Wenn das Land weiter vollen Zugang zum Binnenmarkt haben wolle, müsse es auch alle vier Grundfreiheiten der EU nach einem Austritt akzeptieren. Zugleich betonte Merkel, dass die EU sich ohne die Briten weiter entwickeln und behaupten werde. "Die EU ist stark genug, um den Austritt Großbritanniens zu verkraften."

Merkel wird am Dienstag zum EU-Gipfel nach Brüssel reisen. Dort wird es zunächst ein Treffen der 27 EU-Regierungen mit dem britischen Premierminister David Cameron geben. Am Mittwoch beraten die 27 Regierungen dann alleine über den weiteren Weg der Union und die Verhandlungen mit London.
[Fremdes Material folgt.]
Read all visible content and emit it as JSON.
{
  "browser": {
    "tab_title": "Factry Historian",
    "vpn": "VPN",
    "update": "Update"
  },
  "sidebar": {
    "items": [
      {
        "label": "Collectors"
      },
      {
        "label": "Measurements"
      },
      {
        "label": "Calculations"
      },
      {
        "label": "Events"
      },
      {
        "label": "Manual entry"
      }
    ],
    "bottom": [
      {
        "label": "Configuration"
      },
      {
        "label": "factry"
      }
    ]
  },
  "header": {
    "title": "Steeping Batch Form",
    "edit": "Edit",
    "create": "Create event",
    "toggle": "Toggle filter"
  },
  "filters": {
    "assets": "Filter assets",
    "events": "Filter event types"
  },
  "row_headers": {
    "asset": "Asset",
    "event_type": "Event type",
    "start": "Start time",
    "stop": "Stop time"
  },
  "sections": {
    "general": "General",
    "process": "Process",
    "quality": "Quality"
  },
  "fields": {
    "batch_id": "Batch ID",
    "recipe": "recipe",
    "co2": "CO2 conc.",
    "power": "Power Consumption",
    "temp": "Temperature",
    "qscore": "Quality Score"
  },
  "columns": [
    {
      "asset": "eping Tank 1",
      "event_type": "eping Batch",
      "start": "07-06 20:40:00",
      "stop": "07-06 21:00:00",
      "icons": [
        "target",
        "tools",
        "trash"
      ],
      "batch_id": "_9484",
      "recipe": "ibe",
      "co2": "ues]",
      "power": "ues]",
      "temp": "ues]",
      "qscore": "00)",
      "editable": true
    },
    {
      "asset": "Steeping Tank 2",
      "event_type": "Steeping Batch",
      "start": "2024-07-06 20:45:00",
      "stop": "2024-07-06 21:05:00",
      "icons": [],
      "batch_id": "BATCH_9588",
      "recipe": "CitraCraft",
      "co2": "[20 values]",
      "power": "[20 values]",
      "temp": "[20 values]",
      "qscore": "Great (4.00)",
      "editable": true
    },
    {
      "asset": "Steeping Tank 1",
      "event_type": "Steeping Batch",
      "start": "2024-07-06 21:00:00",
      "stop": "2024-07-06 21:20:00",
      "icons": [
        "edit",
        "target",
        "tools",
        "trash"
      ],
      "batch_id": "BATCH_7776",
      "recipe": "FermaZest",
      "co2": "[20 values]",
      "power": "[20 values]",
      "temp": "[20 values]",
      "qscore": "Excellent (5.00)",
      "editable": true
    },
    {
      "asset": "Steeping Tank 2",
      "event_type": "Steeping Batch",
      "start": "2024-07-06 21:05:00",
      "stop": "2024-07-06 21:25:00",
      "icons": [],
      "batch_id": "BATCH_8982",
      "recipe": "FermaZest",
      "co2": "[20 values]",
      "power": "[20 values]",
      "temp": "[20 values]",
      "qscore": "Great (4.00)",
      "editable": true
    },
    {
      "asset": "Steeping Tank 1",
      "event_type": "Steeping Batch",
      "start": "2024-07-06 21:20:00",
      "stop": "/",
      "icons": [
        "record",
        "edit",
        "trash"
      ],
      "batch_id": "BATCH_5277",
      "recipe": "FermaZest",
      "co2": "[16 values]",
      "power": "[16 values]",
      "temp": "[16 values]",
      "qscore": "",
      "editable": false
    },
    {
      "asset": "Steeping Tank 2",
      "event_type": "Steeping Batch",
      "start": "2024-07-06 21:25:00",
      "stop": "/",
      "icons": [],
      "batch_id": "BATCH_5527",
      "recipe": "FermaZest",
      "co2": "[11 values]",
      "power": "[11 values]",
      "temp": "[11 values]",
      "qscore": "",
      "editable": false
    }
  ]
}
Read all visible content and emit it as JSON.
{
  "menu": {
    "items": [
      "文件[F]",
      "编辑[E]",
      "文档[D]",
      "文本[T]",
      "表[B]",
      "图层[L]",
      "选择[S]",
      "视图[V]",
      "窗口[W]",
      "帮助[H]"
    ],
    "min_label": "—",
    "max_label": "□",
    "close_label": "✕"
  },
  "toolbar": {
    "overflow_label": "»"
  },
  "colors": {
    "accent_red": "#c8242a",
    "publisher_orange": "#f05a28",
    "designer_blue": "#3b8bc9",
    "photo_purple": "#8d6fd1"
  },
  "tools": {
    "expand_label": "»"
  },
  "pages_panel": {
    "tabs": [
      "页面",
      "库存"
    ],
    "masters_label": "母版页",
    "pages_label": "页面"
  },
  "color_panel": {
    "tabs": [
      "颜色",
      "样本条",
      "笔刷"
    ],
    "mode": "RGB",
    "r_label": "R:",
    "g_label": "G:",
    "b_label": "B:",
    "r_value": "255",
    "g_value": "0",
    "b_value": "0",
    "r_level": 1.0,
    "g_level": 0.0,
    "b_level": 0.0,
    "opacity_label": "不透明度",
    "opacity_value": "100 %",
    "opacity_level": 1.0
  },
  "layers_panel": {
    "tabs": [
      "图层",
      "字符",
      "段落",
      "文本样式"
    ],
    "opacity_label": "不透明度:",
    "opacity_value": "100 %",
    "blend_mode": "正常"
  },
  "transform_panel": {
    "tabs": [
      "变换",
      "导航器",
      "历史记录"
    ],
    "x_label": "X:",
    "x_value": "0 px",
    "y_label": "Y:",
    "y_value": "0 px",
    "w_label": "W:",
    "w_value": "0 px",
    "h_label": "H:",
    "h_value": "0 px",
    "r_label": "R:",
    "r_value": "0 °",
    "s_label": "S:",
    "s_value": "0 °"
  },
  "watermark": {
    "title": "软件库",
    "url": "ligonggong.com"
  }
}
Merkel sagte, Großbritannien könne zwar selbst bestimmen, wann es in Brüssel nach Artikel 50 den Austrittswunsch anmelde. Sie warnte die Briten aber, dass es vorher keine "formellen oder informellen Verhandlungen" über den künftigen Status des Landes mit der EU geben werde.

Der Ansicht des Brexit-Befürworters und früheren Londoner Bürgermeisters Boris Johnson, dass Großbritannien auch weiterhin vollen Zugang zum EU-Binnenmarkt haben werde, erteilte Merkel eine Absage. "Es muss und es wird einen spürbaren Unterschied machen, ob ein Land Mitglied der EU sein will oder nicht."

Norwegen habe als Nicht-EU-Mitglied etwa nur vollen Zugang zum EU-Binnenmarkt, weil es gleichzeitig die vier Grundfreiheiten der EU für Menschen, Güter, Dienstleistungen und Kapital akzeptiere, und dazu gehöre eben auch die Einwanderung aus der EU. Die Ablehnung der Zuwanderung von EU-Bürgern auf die Insel war aber ein zentrales Thema der Brexit-Befürworter gewesen. "Wer austreten möchte, kann nicht erwarten, dass alle Pflichten entfallen, die Privilegien aber weiter bestehen", sagte Merkel.

EU SOLL BIS MÄRZ 2017 BESCHLÜSSE FASSEN



Zugleich kündigte sie an, dass die verbleibenden 27 EU-Staaten bis spätestens bis März 2017 beschließen sollten, wie sie die EU effektiver machen wollen. Es sei falsch, die Debatte auf die Frage eines "mehr Europa" oder "weniger Europa" zu reduzieren. Dies stärke nur die Fliehkräfte in der EU. "Ein erfolgreiches Europa, das ist ein Europa, das seine Verträge und seine Versprechen einhält." Das frühere Ziel, die EU zum wettwerbsfähigsten Raum der Welt zu machen, sei nicht erreicht worden, weil Regeln missachtet und Einzelinteressen sich gegen das Gemeinwohl durchgesetzt hätten. Europa müsse nun Anschluss bei der Digitalisierung und Hochtechnologie erreichen und endlich die Jugendarbeitslosigkeit in den Griff bekommen.

Zugleich machte sie den Europäern Mut. "Wir können stolz sein auf unsere gemeinsamen europäischen Werte, auf Freiheit, Demokratie und Rechtsstaatlichkeit. Und wir können stolz sein auf unser einzigartiges Gesellschaftsmodell, um das uns auf der Welt viele beneiden", sagte sie. Dies alles werde auch ohne Großbritannien weiter bestehen bleiben.